Questions about prayer

This blog has become my sounding board for many of my questions about life. For instance, sometimes I write yet do not publish because I'm satisfied by the time I've finished writing.

Lately, I've been wondering about how and why we pray in public. Maybe all the answers to all my questions are simple, but public prayers have been getting on my nerves lately. I want your opinions.

1. What is the goal of praying in public? Is one person really speaking for all of the people in the room? What if they say something I don't want to go along with?

2. Why are we supposed to bow our heads and close our eyes. Isn't Jesus in heaven now? Is the prayer less powerful if somebody still has their eyes open?

3. I've been told that one of the great powers of prayer lies in the fact that my prayers might have more effect of changing my mind than changing God's mind. If that's true, then whose mind is public prayer supposed to be working on?

4. Do people pray the same in public as they do in private?
Truth be told, I've gotten into a bad habit of tuning out public prayers. They're usually too predictable. Are most people's private prayers just as predictable? I won't enter myself into a "prayer warrior" contest any time soon, but I'd like to think that we can find more to pray for than the same churchy things in our churchy language.

5. Why are public prayers almost always about things that we already feel like we know an answer to? In other words, Why don't we pray about things that we don't know?
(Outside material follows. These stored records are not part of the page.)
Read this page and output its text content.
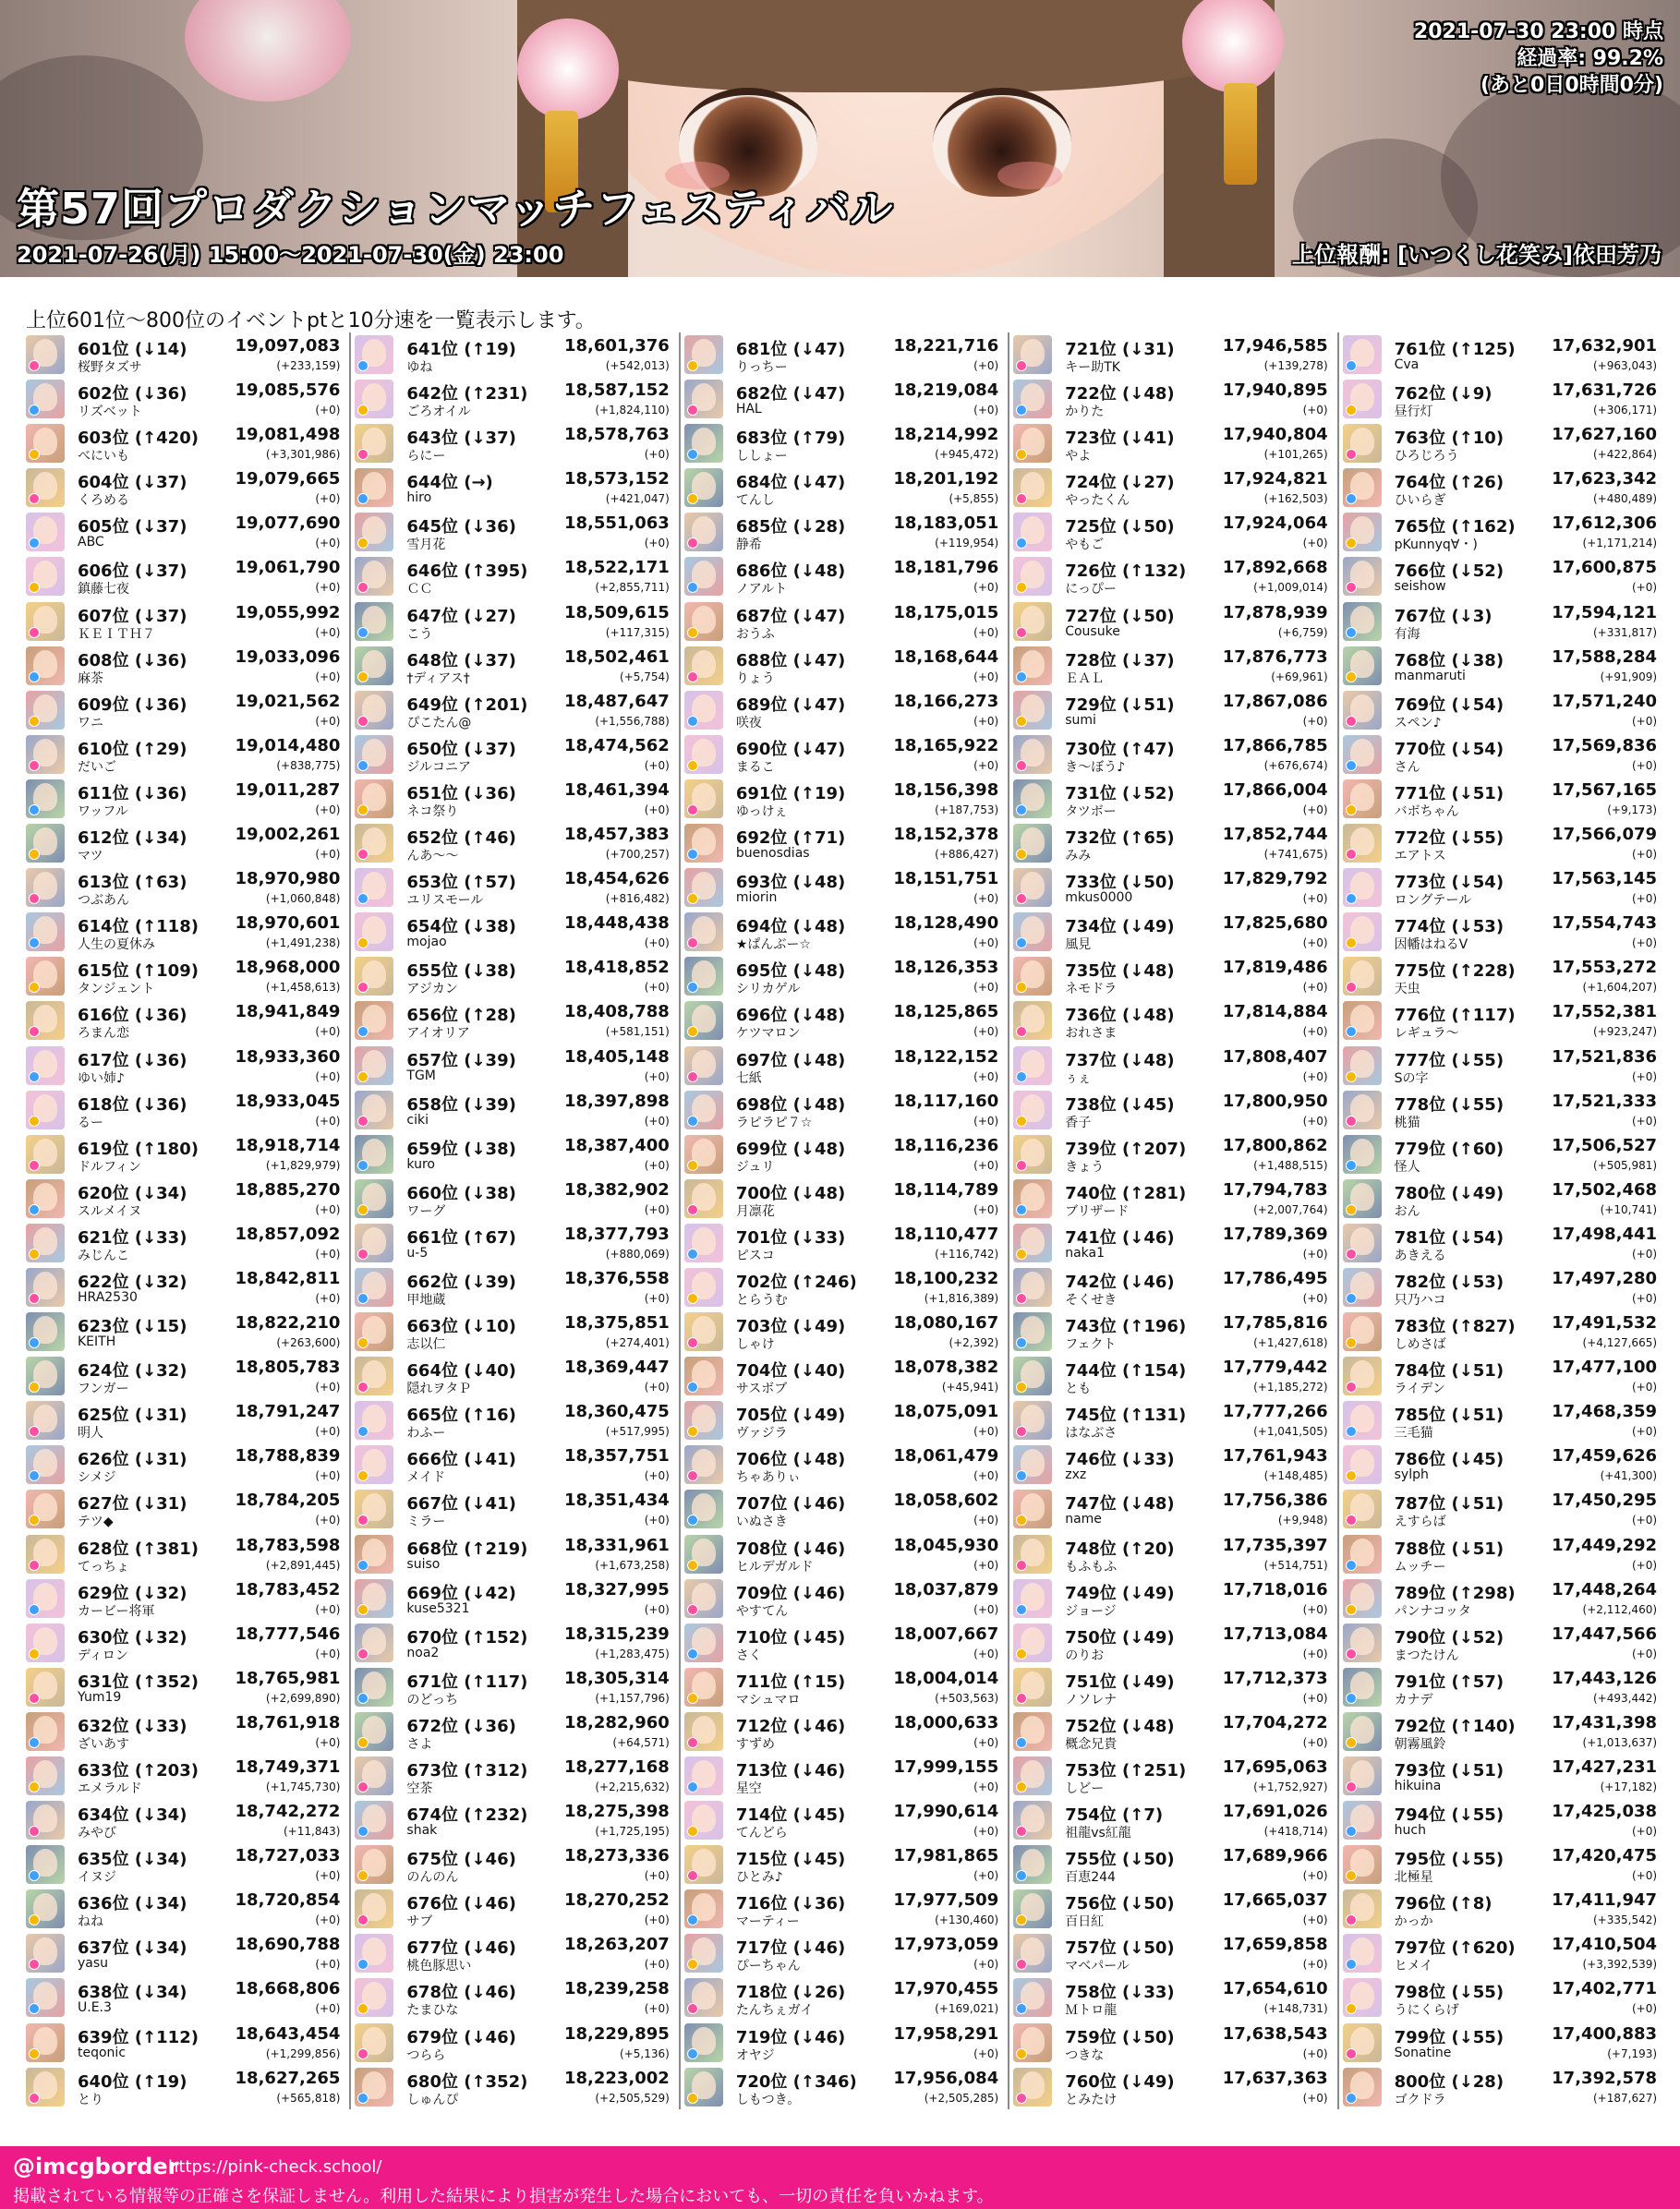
2021-07-30 23:00 時点
経過率: 99.2%
(あと0日0時間0分)
第57回プロダクションマッチフェスティバル
2021-07-26(月) 15:00〜2021-07-30(金) 23:00	上位報酬: [いつくし花笑み]依田芳乃
上位601位〜800位のイベントptと10分速を一覧表示します。
601位 (↓14)	19,097,083
桜野タズサ	(+233,159)
602位 (↓36)	19,085,576
リズベット	(+0)
603位 (↑420) 19,081,498
べにいも	(+3,301,986)
604位 (↓37)	19,079,665
くろめる	(+0)
605位 (↓37)	19,077,690
ABC	(+0)
606位 (↓37)	19,061,790
鎮藤七夜	(+0)
607位 (↓37)	19,055,992
ＫＥＩＴＨ７	(+0)
608位 (↓36)	19,033,096
麻茶	(+0)
609位 (↓36)	19,021,562
ワニ	(+0)
610位 (↑29)	19,014,480
だいご	(+838,775)
611位 (↓36)	19,011,287
ワッフル	(+0)
612位 (↓34)	19,002,261
マツ	(+0)
613位 (↑63)	18,970,980
つぶあん	(+1,060,848)
614位 (↑118) 18,970,601
人生の夏休み	(+1,491,238)
615位 (↑109) 18,968,000
タンジェント	(+1,458,613)
616位 (↓36)	18,941,849
ろまん恋	(+0)
617位 (↓36)	18,933,360
ゆい姉♪	(+0)
618位 (↓36)	18,933,045
るー	(+0)
619位 (↑180) 18,918,714
ドルフィン	(+1,829,979)
620位 (↓34)	18,885,270
スルメイヌ	(+0)
621位 (↓33)	18,857,092
みじんこ	(+0)
622位 (↓32)	18,842,811
HRA2530	(+0)
623位 (↓15)	18,822,210
KEITH	(+263,600)
624位 (↓32)	18,805,783
フンガー	(+0)
625位 (↓31)	18,791,247
明人	(+0)
626位 (↓31)	18,788,839
シメジ	(+0)
627位 (↓31)	18,784,205
テツ◆	(+0)
628位 (↑381) 18,783,598
てっちょ	(+2,891,445)
629位 (↓32)	18,783,452
カービー将軍	(+0)
630位 (↓32)	18,777,546
ディロン	(+0)
631位 (↑352) 18,765,981
Yum19	(+2,699,890)
632位 (↓33)	18,761,918
ざいあす	(+0)
633位 (↑203) 18,749,371
エメラルド	(+1,745,730)
634位 (↓34)	18,742,272
みやび	(+11,843)
635位 (↓34)	18,727,033
イヌジ	(+0)
636位 (↓34)	18,720,854
ねね	(+0)
637位 (↓34)	18,690,788
yasu	(+0)
638位 (↓34)	18,668,806
U.E.3	(+0)
639位 (↑112) 18,643,454
teqonic	(+1,299,856)
640位 (↑19)	18,627,265
とり	(+565,818)
641位 (↑19)	18,601,376
ゆね	(+542,013)
642位 (↑231) 18,587,152
ごろオイル	(+1,824,110)
643位 (↓37)	18,578,763
らにー	(+0)
644位 (→)	18,573,152
hiro	(+421,047)
645位 (↓36)	18,551,063
雪月花	(+0)
646位 (↑395) 18,522,171
ＣＣ	(+2,855,711)
647位 (↓27)	18,509,615
こう	(+117,315)
648位 (↓37)	18,502,461
†ディアス†	(+5,754)
649位 (↑201) 18,487,647
ぴこたん@	(+1,556,788)
650位 (↓37)	18,474,562
ジルコニア	(+0)
651位 (↓36)	18,461,394
ネコ祭り	(+0)
652位 (↑46)	18,457,383
んあ〜〜	(+700,257)
653位 (↑57)	18,454,626
ユリスモール	(+816,482)
654位 (↓38)	18,448,438
mojao	(+0)
655位 (↓38)	18,418,852
アジカン	(+0)
656位 (↑28)	18,408,788
アイオリア	(+581,151)
657位 (↓39)	18,405,148
TGM	(+0)
658位 (↓39)	18,397,898
ciki	(+0)
659位 (↓38)	18,387,400
kuro	(+0)
660位 (↓38)	18,382,902
ワーグ	(+0)
661位 (↑67)	18,377,793
u-5	(+880,069)
662位 (↓39)	18,376,558
甲地蔵	(+0)
663位 (↓10)	18,375,851
志以仁	(+274,401)
664位 (↓40)	18,369,447
隠れヲタＰ	(+0)
665位 (↑16)	18,360,475
わふー	(+517,995)
666位 (↓41)	18,357,751
メイド	(+0)
667位 (↓41)	18,351,434
ミラー	(+0)
668位 (↑219) 18,331,961
suiso	(+1,673,258)
669位 (↓42)	18,327,995
kuse5321	(+0)
670位 (↑152) 18,315,239
noa2	(+1,283,475)
671位 (↑117) 18,305,314
のどっち	(+1,157,796)
672位 (↓36)	18,282,960
さよ	(+64,571)
673位 (↑312) 18,277,168
空茶	(+2,215,632)
674位 (↑232) 18,275,398
shak	(+1,725,195)
675位 (↓46)	18,273,336
のんのん	(+0)
676位 (↓46)	18,270,252
サブ	(+0)
677位 (↓46)	18,263,207
桃色豚思い	(+0)
678位 (↓46)	18,239,258
たまひな	(+0)
679位 (↓46)	18,229,895
つらら	(+5,136)
680位 (↑352) 18,223,002
しゅんぴ	(+2,505,529)
681位 (↓47)	18,221,716
りっちー	(+0)
682位 (↓47)	18,219,084
HAL	(+0)
683位 (↑79)	18,214,992
ししょー	(+945,472)
684位 (↓47)	18,201,192
てんし	(+5,855)
685位 (↓28)	18,183,051
静希	(+119,954)
686位 (↓48)	18,181,796
ノアルト	(+0)
687位 (↓47)	18,175,015
おうふ	(+0)
688位 (↓47)	18,168,644
りょう	(+0)
689位 (↓47)	18,166,273
咲夜	(+0)
690位 (↓47)	18,165,922
まるこ	(+0)
691位 (↑19)	18,156,398
ゆっけぇ	(+187,753)
692位 (↑71)	18,152,378
buenosdias	(+886,427)
693位 (↓48)	18,151,751
miorin	(+0)
694位 (↓48)	18,128,490
★ぱんぶー☆	(+0)
695位 (↓48)	18,126,353
シリカゲル	(+0)
696位 (↓48)	18,125,865
ケツマロン	(+0)
697位 (↓48)	18,122,152
七紙	(+0)
698位 (↓48)	18,117,160
ラピラピ７☆	(+0)
699位 (↓48)	18,116,236
ジュリ	(+0)
700位 (↓48)	18,114,789
月凛花	(+0)
701位 (↓33)	18,110,477
ピスコ	(+116,742)
702位 (↑246) 18,100,232
とらうむ	(+1,816,389)
703位 (↓49)	18,080,167
しゃけ	(+2,392)
704位 (↓40)	18,078,382
サスボブ	(+45,941)
705位 (↓49)	18,075,091
ヴァジラ	(+0)
706位 (↓48)	18,061,479
ちゃありぃ	(+0)
707位 (↓46)	18,058,602
いぬさき	(+0)
708位 (↓46)	18,045,930
ヒルデガルド	(+0)
709位 (↓46)	18,037,879
やすてん	(+0)
710位 (↓45)	18,007,667
さく	(+0)
711位 (↑15)	18,004,014
マシュマロ	(+503,563)
712位 (↓46)	18,000,633
すずめ	(+0)
713位 (↓46)	17,999,155
星空	(+0)
714位 (↓45)	17,990,614
てんどら	(+0)
715位 (↓45)	17,981,865
ひとみ♪	(+0)
716位 (↓36)	17,977,509
マーティー	(+130,460)
717位 (↓46)	17,973,059
ぴーちゃん	(+0)
718位 (↓26)	17,970,455
たんちぇガイ	(+169,021)
719位 (↓46)	17,958,291
オヤジ	(+0)
720位 (↑346) 17,956,084
しもつき。	(+2,505,285)
721位 (↓31)	17,946,585
キー助TK	(+139,278)
722位 (↓48)	17,940,895
かりた	(+0)
723位 (↓41)	17,940,804
やよ	(+101,265)
724位 (↓27)	17,924,821
やったくん	(+162,503)
725位 (↓50)	17,924,064
やもご	(+0)
726位 (↑132) 17,892,668
にっぴー	(+1,009,014)
727位 (↓50)	17,878,939
Cousuke	(+6,759)
728位 (↓37)	17,876,773
ＥＡＬ	(+69,961)
729位 (↓51)	17,867,086
sumi	(+0)
730位 (↑47)	17,866,785
き〜ぼう♪	(+676,674)
731位 (↓52)	17,866,004
タツボー	(+0)
732位 (↑65)	17,852,744
みみ	(+741,675)
733位 (↓50)	17,829,792
mkus0000	(+0)
734位 (↓49)	17,825,680
風見	(+0)
735位 (↓48)	17,819,486
ネモドラ	(+0)
736位 (↓48)	17,814,884
おれさま	(+0)
737位 (↓48)	17,808,407
ぅぇ	(+0)
738位 (↓45)	17,800,950
香子	(+0)
739位 (↑207) 17,800,862
きょう	(+1,488,515)
740位 (↑281) 17,794,783
ブリザード	(+2,007,764)
741位 (↓46)	17,789,369
naka1	(+0)
742位 (↓46)	17,786,495
そくせき	(+0)
743位 (↑196) 17,785,816
フェクト	(+1,427,618)
744位 (↑154) 17,779,442
とも	(+1,185,272)
745位 (↑131) 17,777,266
はなぶさ	(+1,041,505)
746位 (↓33)	17,761,943
zxz	(+148,485)
747位 (↓48)	17,756,386
name	(+9,948)
748位 (↑20)	17,735,397
もふもふ	(+514,751)
749位 (↓49)	17,718,016
ジョージ	(+0)
750位 (↓49)	17,713,084
のりお	(+0)
751位 (↓49)	17,712,373
ノソレナ	(+0)
752位 (↓48)	17,704,272
概念兄貴	(+0)
753位 (↑251) 17,695,063
しどー	(+1,752,927)
754位 (↑7)	17,691,026
祖龍vs紅龍	(+418,714)
755位 (↓50)	17,689,966
百恵244	(+0)
756位 (↓50)	17,665,037
百日紅	(+0)
757位 (↓50)	17,659,858
マベパール	(+0)
758位 (↓33)	17,654,610
Ｍトロ龍	(+148,731)
759位 (↓50)	17,638,543
つきな	(+0)
760位 (↓49)	17,637,363
とみたけ	(+0)
761位 (↑125) 17,632,901
Cva	(+963,043)
762位 (↓9)	17,631,726
昼行灯	(+306,171)
763位 (↑10)	17,627,160
ひろじろう	(+422,864)
764位 (↑26)	17,623,342
ひいらぎ	(+480,489)
765位 (↑162) 17,612,306
pKunnyq∀・)	(+1,171,214)
766位 (↓52)	17,600,875
seishow	(+0)
767位 (↓3)	17,594,121
有海	(+331,817)
768位 (↓38)	17,588,284
manmaruti	(+91,909)
769位 (↓54)	17,571,240
スペン♪	(+0)
770位 (↓54)	17,569,836
さん	(+0)
771位 (↓51)	17,567,165
バボちゃん	(+9,173)
772位 (↓55)	17,566,079
エアトス	(+0)
773位 (↓54)	17,563,145
ロングテール	(+0)
774位 (↓53)	17,554,743
因幡はねるV	(+0)
775位 (↑228) 17,553,272
天虫	(+1,604,207)
776位 (↑117) 17,552,381
レギュラ〜	(+923,247)
777位 (↓55)	17,521,836
Sの字	(+0)
778位 (↓55)	17,521,333
桃猫	(+0)
779位 (↑60)	17,506,527
怪人	(+505,981)
780位 (↓49)	17,502,468
おん	(+10,741)
781位 (↓54)	17,498,441
あきえる	(+0)
782位 (↓53)	17,497,280
只乃ハコ	(+0)
783位 (↑827) 17,491,532
しめさば	(+4,127,665)
784位 (↓51)	17,477,100
ライデン	(+0)
785位 (↓51)	17,468,359
三毛猫	(+0)
786位 (↓45)	17,459,626
sylph	(+41,300)
787位 (↓51)	17,450,295
えすらば	(+0)
788位 (↓51)	17,449,292
ムッチー	(+0)
789位 (↑298) 17,448,264
パンナコッタ	(+2,112,460)
790位 (↓52)	17,447,566
まつたけん	(+0)
791位 (↑57)	17,443,126
カナデ	(+493,442)
792位 (↑140) 17,431,398
朝霧風鈴	(+1,013,637)
793位 (↓51)	17,427,231
hikuina	(+17,182)
794位 (↓55)	17,425,038
huch	(+0)
795位 (↓55)	17,420,475
北極星	(+0)
796位 (↑8)	17,411,947
かっか	(+335,542)
797位 (↑620) 17,410,504
ヒメイ	(+3,392,539)
798位 (↓55)	17,402,771
うにくらげ	(+0)
799位 (↓55)	17,400,883
Sonatine	(+7,193)
800位 (↓28)	17,392,578
ゴクドラ	(+187,627)
@imcgborder
https://pink-check.school/
掲載されている情報等の正確さを保証しません。利用した結果により損害が発生した場合においても、一切の責任を負いかねます。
posted by Josh M on 8:16 AM


Philip Murphy said...

Hmmm. You've posed too many questions for me to answer. Maybe you should pray about it some... publicly of course... preferably loud and on a busy street corner.

DK said...

These are good questions. I think that public prayer has turned into performance art much the same way preaching has changed from teaching to a pep talk for the religious.

Granted, there are many preachers that wish to share their views and discoveries with their congregation and are blessed with the means to convey it publicly. However, I can’t count the number of church services I’ve been to that seem more contrived than passionate.

I am reminded of a man at my old church who was a retired preacher. When he got up to say a prayer everyone started timing him because he’d always squeeze a quick sermon in. I don’t know if he was showboating per se, but it was easy to question the sincerity of all those Church of Christ-isms in a row. So much of what we do is just habit and tradition (sorry, the 1st century church didn’t have contribution “separate and apart” from communion…) and I think that public prayer ends up being just that.

I guess when I pray publicly I like to think of it as a time to pray a blessing upon the group. I suppose anyone can freely oppose what I say when I pray. Someone could pray quietly to themselves “Dear God, please don’t bring your blessings to me today, amen.”

Anyway, I’ll shut up now and leave you with this example:;&version=31;

Josh M said...

maybe i'll just keep letting my mind wander during all these public prayers.

i'm still open to suggestions though.

W said...

A lot of the things you are talking about I have thought a lot about also.
I get irritated at public prayers because they seem predictable and not very personal. I know when I pray at night, sometimes I can be predictable, but most of the time I am not. An when I find myself being predictable I stop myself and just really talk to Him. When I pray I ask God questions, wonder, talk things out, ask Him to bless certain situations about certain people in my life, let Him know that he deserves and will get all the glory for everything in my life. But public prayers, why do we bow, when He is obviously up? I mean if we go along with the thought that He is also everywhere, then just by bowing we are showing respect. A lot of times when we pray in public I don't listen as much as I should and I say my own prayer...Alright, well, I just felt like I should add my thoughts. See ya!